I'd push back slightly on "Ghost Ships" framing though. For AI assistants specifically, the failure mode is usually not silence but copy-paste support replies that don't address what the user actually said. A "thanks for the feedback, we'll look into it" reply counts toward the metric but doesn't fix anything. Hard to capture in a dashboard, but it's worth distinguishing.

Neelagiri65 • Jun 22

@cwsaibuddy Genuinely it is a really useful note.. ticket system framing is better than mine. Dropbox, Gmail and Drive reply because a support process already exists and a review is just one more inbox into it. AI assistants have no such queue so every reply is a one off and the backlog wins.

Your Ghost Ships pushback is right and it is the next thing I am building. The current metric only asks whether a reply exists not whether it answers anything. My research already flags templated replies by their shared openings so I will add reply quality split.

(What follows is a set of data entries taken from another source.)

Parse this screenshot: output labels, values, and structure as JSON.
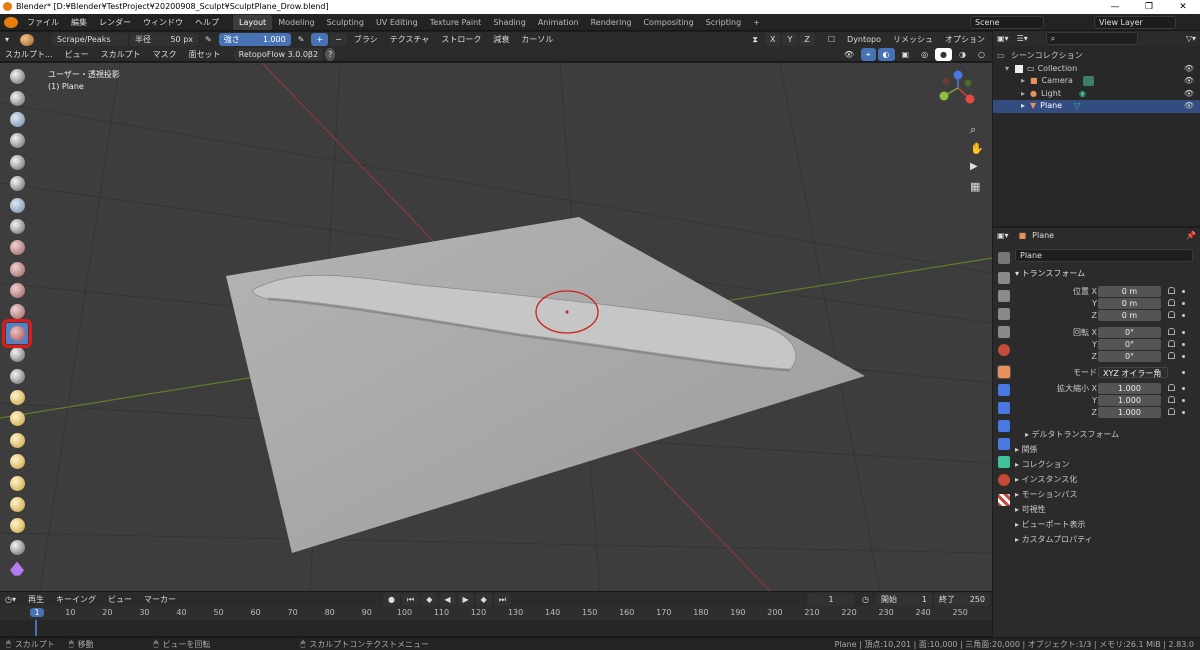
{
  "window": {
    "title": "Blender* [D:¥Blender¥TestProject¥20200908_Sculpt¥SculptPlane_Drow.blend]"
  },
  "menus": [
    "ファイル",
    "編集",
    "レンダー",
    "ウィンドウ",
    "ヘルプ"
  ],
  "workspaces": [
    "Layout",
    "Modeling",
    "Sculpting",
    "UV Editing",
    "Texture Paint",
    "Shading",
    "Animation",
    "Rendering",
    "Compositing",
    "Scripting"
  ],
  "active_workspace": "Layout",
  "scene": "Scene",
  "view_layer": "View Layer",
  "tool_header": {
    "brush": "Scrape/Peaks",
    "radius_label": "半径",
    "radius_value": "50 px",
    "strength_label": "強さ",
    "strength_value": "1.000",
    "plus": "+",
    "minus": "−",
    "menus": [
      "ブラシ",
      "テクスチャ",
      "ストローク",
      "減衰",
      "カーソル"
    ],
    "axes": [
      "X",
      "Y",
      "Z"
    ],
    "dyntopo": "Dyntopo",
    "remesh": "リメッシュ",
    "options": "オプション"
  },
  "viewport_header": {
    "mode": "スカルプト...",
    "menus": [
      "ビュー",
      "スカルプト",
      "マスク",
      "面セット"
    ],
    "addon": "RetopoFlow 3.0.0β2",
    "help": "?"
  },
  "overlay": {
    "view_name": "ユーザー・透視投影",
    "object": "(1) Plane"
  },
  "outliner": {
    "search_placeholder": "",
    "root": "シーンコレクション",
    "collection": "Collection",
    "items": [
      "Camera",
      "Light",
      "Plane"
    ],
    "selected": "Plane"
  },
  "properties": {
    "object_name": "Plane",
    "data_name": "Plane",
    "transform_title": "トランスフォーム",
    "location_label": "位置 X",
    "location": [
      "0 m",
      "0 m",
      "0 m"
    ],
    "rotation_label": "回転 X",
    "rotation": [
      "0°",
      "0°",
      "0°"
    ],
    "axis_y": "Y",
    "axis_z": "Z",
    "mode_label": "モード",
    "mode_value": "XYZ オイラー角",
    "scale_label": "拡大縮小 X",
    "scale": [
      "1.000",
      "1.000",
      "1.000"
    ],
    "delta": "デルタトランスフォーム",
    "panels": [
      "関係",
      "コレクション",
      "インスタンス化",
      "モーションパス",
      "可視性",
      "ビューポート表示",
      "カスタムプロパティ"
    ]
  },
  "timeline": {
    "menus": [
      "再生",
      "キーイング",
      "ビュー",
      "マーカー"
    ],
    "current_frame": "1",
    "start_label": "開始",
    "start": "1",
    "end_label": "終了",
    "end": "250",
    "ticks": [
      "1",
      "10",
      "20",
      "30",
      "40",
      "50",
      "60",
      "70",
      "80",
      "90",
      "100",
      "110",
      "120",
      "130",
      "140",
      "150",
      "160",
      "170",
      "180",
      "190",
      "200",
      "210",
      "220",
      "230",
      "240",
      "250"
    ]
  },
  "status": {
    "left": [
      "スカルプト",
      "移動",
      "ビューを回転",
      "スカルプトコンテクストメニュー"
    ],
    "right": "Plane | 頂点:10,201 | 面:10,000 | 三角面:20,000 | オブジェクト:1/3 | メモリ:26.1 MiB | 2.83.0"
  },
  "colors": {
    "accent": "#4772b3",
    "selection_outline": "#e0191a",
    "x_axis": "#e34a4a",
    "y_axis": "#8fbf3a",
    "z_axis": "#4a78e3"
  },
  "icons": [
    "blender-logo-icon",
    "brush-icon",
    "search-icon",
    "filter-icon",
    "eye-icon",
    "camera-icon",
    "light-icon",
    "mesh-icon",
    "zoom-icon",
    "hand-icon",
    "camera-view-icon",
    "grid-icon",
    "lock-icon",
    "wrench-icon",
    "play-icon"
  ]
}
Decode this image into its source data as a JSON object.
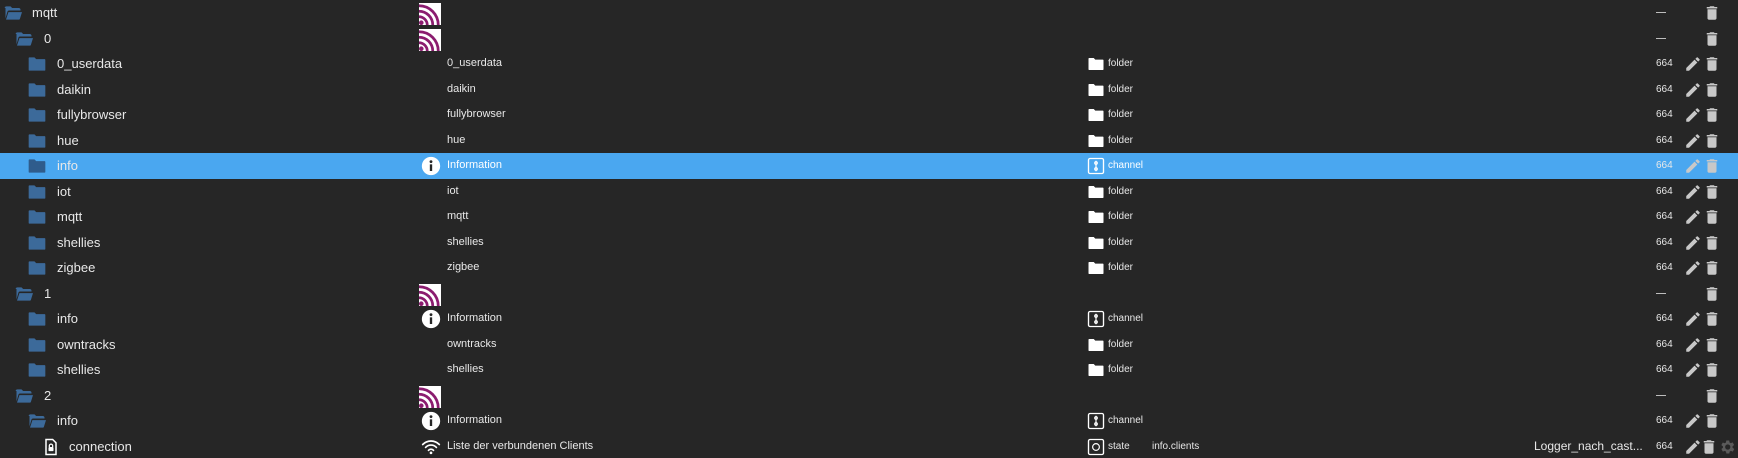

The "same three problems worded differently" point is the other half. If a few clusters cover most recent complaints answering the cluster once beats answering every review and that's a fairer bar than raw reply rate. Thanks again for taking the time.

AI Buddy • Jun 22

thanks, this landed. ticket system framing is the one I keep coming back to. same three apps reply rates and it tracks their org chart more than their product maturity. if I had to pick one chart that would predict 0% reply rate it'd be a headcount chart of the company.

the cluster reply bar is the right one to add. raw reply rate is gamed by 'thanks for the feedback' macros and a quality split would expose that. one question: are you flagging templated replies by shared openings, or something more semantic? I would have naively started with shared openings and would love to hear what didn't work before you moved on.

the ghost ships update is genuinely useful. once reply quality is split, a 60% reply rate with 90% templated is worse than 30% with 80% substantive, and that gap is what everyone in this space should be benchmarking on.

Nazar Boyko • Jun 21

Splitting one star into two numbers is a smart frame, since a lifetime average barely moves and tells you almost nothing about how this month feels. What I liked most is that you flagged the selection bias yourself. People who hit a bug rush to leave a review while happy users stay quiet, so a low recent score is part real decline and part who bothered to show up. Keeping the reply rate as its own axis is what makes the four buckets actually useful, because silence is a choice the team made, not noise in the data.

Neelagiri65 • Jun 21

@nazar_boyko thank you for your valuable inputs. would really appreciate if you could give any inputs on what other perspectives would make it more interesting and really useful for you.